This Is Not the Loretta Lynch You’re Looking For

President Barack Obama has nominated Loretta Lynch, US Attorney for the Southern District of New York, to replace Attorney General Eric Holder who announced his retirement just before the mid-term election. Her credentials and qualifications for the post are excellent and her record in her current position. She is viewed as a strong civil rights defender, did pro-bono work prosecuting Rwandan war crimes, and has come down hard on public corruption. That said, she will likely follow Holder’s stance on Wall Street and the banking industry that they are too big to prosecute.

Lynch, who joined Holder in Washington over the summer to announce a $16 billion settlement with Bank of America over its conduct leading up to the meltdown, has similarly suggested the federal government is doing everything it can to hold companies accountable.

“[People] want the head of this bank or that investment bank to go to jail, and the types of cases that we actually have been developing tend to be a little bit smaller,” she told a New York civic association last year. “They tend to involve mortgage companies themselves who issued fraudulent mortgages” and may have made misleading statements or received “a kickback.”

“There in fact have been a number of prosecutions like that all over the country,” she said. “But those are smaller cases and they don’t get the kind of attention that people are looking for. So people often don’t think that anything has happened.”

She said it all comes down to “what you can prove.”

“We have to prove to a jury beyond a reasonable doubt their intent was to defraud the public, and sometimes jurors just think they were bad at what they did,” she said.

And there is ample reason in her background to believe that she’ll be no better than Holder in holding the mega-banks accountable. David Dayen at Salon has the evidence:

Lynch’s first job was as a litigation associate at Cahill Gordon & Reindel in the mid-1980s. Their litigation department includes the legendary First Amendment lawyer Floyd Abrams, who defended the New York Times in the Pentagon Papers case (Abrams subsequently argued the Citizens United case, on “campaign money is speech” grounds). But it also does a great deal of white-collar defense in securities and antitrust law, representing companies like AIG, HSBC, Credit Suisse, Bank of America and more. It’s a corporate law firm.

Lynch then served at the U.S. attorney’s office in Brooklyn for 11 years, rising to run the office during the end of the Clinton administration, from 1999 to 2001. When she left, she became a partner at Hogan & Hartson (it has since merged to become Hogan Lovells). It’s a giant D.C. law firm specializing in government regulatory, corporate and financial law. Like Cahill Gordon & Reindel, it advises all sorts of corporations, and it even has a separate lobbying firm, one of the top five in the United States. We know that Lynch worked on white-collar criminal defense and corporate compliance while in private practice at Hogan & Hartson. [..]
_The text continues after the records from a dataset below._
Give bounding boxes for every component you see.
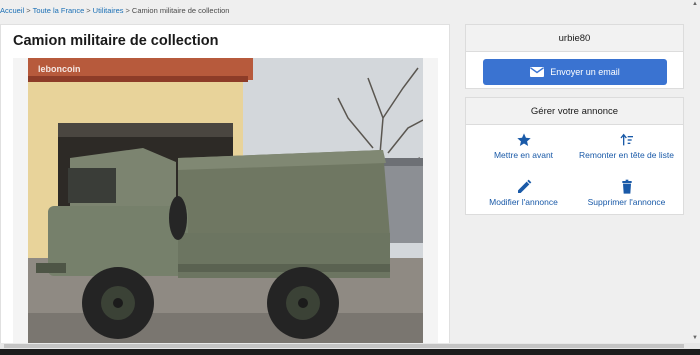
breadcrumb-home-link[interactable]: Accueil — [0, 6, 24, 15]
listing-photo[interactable]: leboncoin — [28, 58, 423, 348]
seller-name[interactable]: urbie80 — [466, 25, 683, 52]
send-email-button[interactable]: Envoyer un email — [483, 59, 667, 85]
taskbar — [0, 349, 700, 355]
photo-watermark: leboncoin — [38, 64, 81, 74]
scroll-down-arrow-icon[interactable]: ▼ — [691, 335, 699, 341]
send-email-label: Envoyer un email — [550, 67, 620, 77]
promote-listing-action[interactable]: Mettre en avant — [476, 132, 571, 161]
delete-listing-action[interactable]: Supprimer l'annonce — [579, 179, 674, 208]
manage-heading: Gérer votre annonce — [466, 98, 683, 125]
photo-gallery[interactable]: leboncoin — [13, 58, 438, 355]
envelope-icon — [530, 67, 545, 77]
scroll-up-arrow-icon[interactable]: ▲ — [691, 1, 699, 7]
breadcrumb-separator: > — [125, 6, 130, 15]
vertical-scrollbar[interactable]: ▲ ▼ — [690, 0, 700, 355]
star-icon — [476, 132, 571, 148]
promote-listing-label: Mettre en avant — [493, 150, 554, 160]
breadcrumb-category-link[interactable]: Utilitaires — [93, 6, 124, 15]
delete-listing-label: Supprimer l'annonce — [587, 197, 666, 207]
manage-actions: Mettre en avant Remonter en tête de list… — [466, 125, 683, 215]
trash-icon — [579, 179, 674, 195]
seller-card: urbie80 Envoyer un email — [465, 24, 684, 89]
breadcrumb-separator: > — [26, 6, 31, 15]
edit-listing-label: Modifier l'annonce — [489, 197, 558, 207]
breadcrumb: Accueil > Toute la France > Utilitaires > Cami… — [0, 6, 229, 15]
bump-listing-action[interactable]: Remonter en tête de liste — [579, 132, 674, 161]
breadcrumb-separator: > — [86, 6, 91, 15]
manage-listing-card: Gérer votre annonce Mettre en avant Remo… — [465, 97, 684, 215]
truck-photo-illustration — [28, 58, 423, 348]
edit-listing-action[interactable]: Modifier l'annonce — [476, 179, 571, 208]
listing-card: Camion militaire de collection leboncoin — [0, 24, 450, 355]
pencil-icon — [476, 179, 571, 195]
bump-listing-label: Remonter en tête de liste — [579, 150, 674, 160]
horizontal-scroll-thumb[interactable] — [4, 344, 684, 348]
breadcrumb-region-link[interactable]: Toute la France — [33, 6, 85, 15]
listing-title: Camion militaire de collection — [13, 33, 219, 49]
breadcrumb-current: Camion militaire de collection — [131, 6, 230, 15]
sort-up-icon — [579, 132, 674, 148]
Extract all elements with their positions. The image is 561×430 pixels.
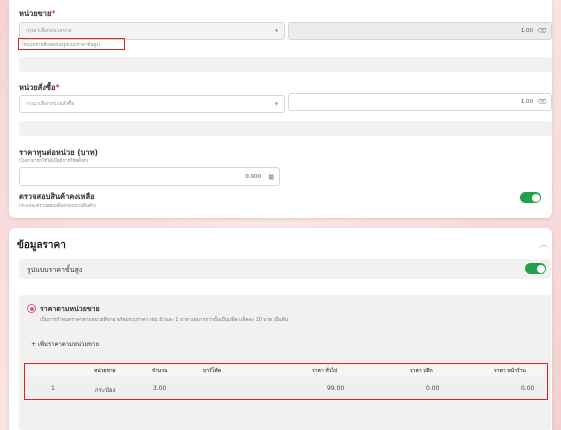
annotation-box-table (24, 363, 548, 400)
tag-icon: ⌫ (537, 27, 546, 35)
add-price-link[interactable]: + เพิ่มราคาตามหน่วยขาย (31, 339, 99, 349)
order-unit-select[interactable]: กรุณาเลือกหน่วยสั่งซื้อ ▾ (19, 95, 285, 113)
price-section-title: ข้อมูลราคา (17, 240, 66, 251)
advanced-price-toggle[interactable] (525, 263, 546, 274)
sell-unit-quantity[interactable]: 1.00 ⌫ (288, 22, 552, 40)
tag-icon: ⌫ (537, 98, 546, 106)
calculator-icon: ▦ (268, 173, 274, 180)
stock-check-toggle[interactable] (520, 192, 541, 203)
advanced-price-row: รูปแบบราคาขั้นสูง (19, 259, 551, 279)
radio-dot (29, 306, 34, 311)
chevron-up-icon[interactable]: ︿ (539, 237, 548, 250)
unit-settings-card: หน่วยขาย* กรุณาเลือกหน่วยขาย ▾ (หน่วยขาย… (9, 0, 552, 218)
radio-price-by-unit[interactable] (27, 304, 36, 313)
plus-icon: + (31, 341, 38, 348)
advanced-price-label: รูปแบบราคาขั้นสูง (27, 266, 83, 274)
order-unit-label: หน่วยสั่งซื้อ* (19, 83, 60, 92)
order-unit-extra-row (19, 121, 552, 136)
stock-check-hint: (ระบบจะตรวจสอบสต็อกก่อนขายสินค้า) (19, 204, 97, 209)
price-option-title: ราคาตามหน่วยขาย (40, 305, 100, 313)
sell-unit-extra-row (19, 57, 552, 72)
cost-per-unit-hint: (ไม่สามารถใช้ได้เมื่อมีการใช้สต็อก) (19, 159, 89, 164)
sell-unit-label: หน่วยขาย* (19, 9, 56, 18)
cost-per-unit-input[interactable]: 0.000 ▦ (19, 167, 280, 186)
chevron-down-icon: ▾ (274, 100, 278, 108)
annotation-box (18, 38, 125, 50)
toggle-knob (531, 193, 540, 202)
order-unit-quantity[interactable]: 1.00 ⌫ (288, 93, 552, 111)
toggle-knob (536, 264, 545, 273)
price-option-desc: เป็นการกำหนดราคาตามหน่วยที่ขาย พร้อมระบุ… (40, 318, 289, 323)
chevron-down-icon: ▾ (274, 27, 278, 35)
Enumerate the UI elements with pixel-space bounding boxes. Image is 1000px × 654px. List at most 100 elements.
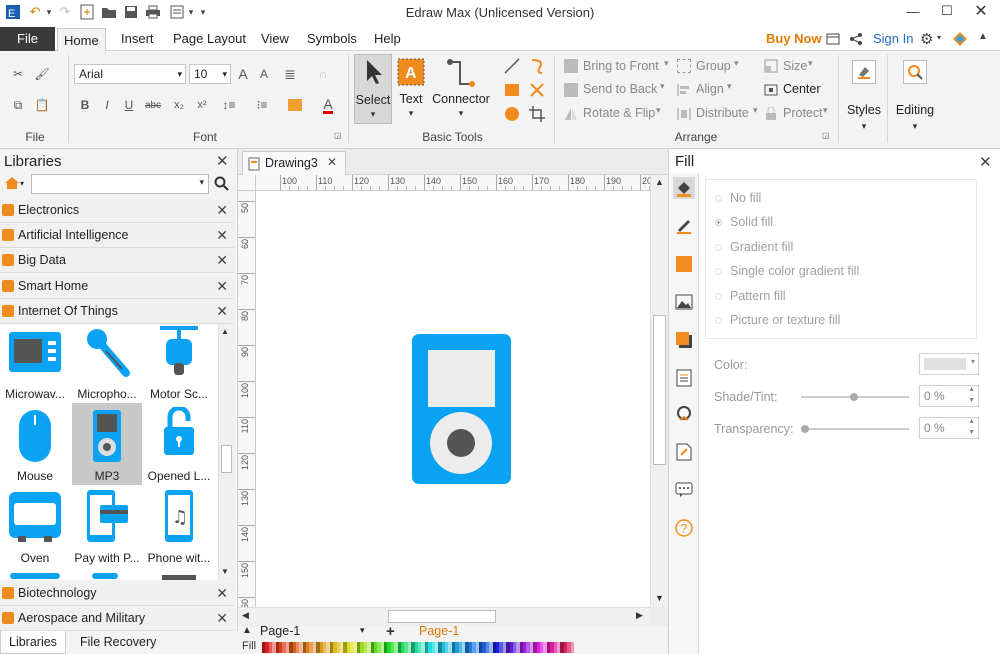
scroll-down-icon[interactable]: ▼ [221,567,229,576]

Now, she was just a litigation associate at Cahill Gordon & Reindel. And at Hogan & Hartson she did admirable pro bono work with prosecutors in the Rwandan war crimes tribunal. But what this says is that she has a long history interacting with a certain class of corporate lawyers and executives, understanding their perspective in critical ways.

That’s further buttressed by a strange detour in her legal career – serving as a director of the New York Federal Reserve Board from 2003 to 2005. Here she worked with people like former Citigroup chairman Sandy Weill, ex-Lehman Brothers CEO Richard Fuld and ex-Blackstone chairman Pete Peterson.

The directors of the New York Fed don’t play a huge role in supervising Wall Street banks or conducting monetary policy. But their biggest job is to select the president of the organization. And in 2003, Loretta Lynch had one of six votes in the appointment process that eventually put someone named Timothy Geithner in charge.

Ms. Lynch’s association with bankers and the Fed won’t be a reasons not to confirm her. However, her appointment has been stalled by the lame duck Senate Majority Leader Harry Reid (D-NV) who said there are more important issues to be resolved before the Republicans take control in January. Also, needless to say, her nomination has come under attack from the Tea Party faction of the Senate and news media, some of it, of course gets it dead wrong:

The conservative news site Breitbart.com suffered a rather awkward pants-down moment when a media watchdog site pointed out Breitbart had confused its Loretta Lynches when publishing an attack on the woman President Obama has nominated to be the next attorney general. The site said the 55-year-old nominee served as one of President Bill Clinton’s defense attorneys during the Whitewater investigation of 1994.

She didn’t. That was a different Loretta Lynch. [..]

The Loretta Lynch Breitbart was referring to – the Whitewater attorney – was also a former California public utilities commissioner. She worked as the director of policy and research for California Gov. Gray Davis (D) and obtained her undergraduate degree from the University of Southern California. Her law degree is from Yale.

California Lynch is 52.

And white.

And blonde.

With blue eyes.

This is nothing new for the right wing, as Rachel Maddow says they create their own parralel unvierse and stick with it.

No, this is not the Loretta they’re looking for either.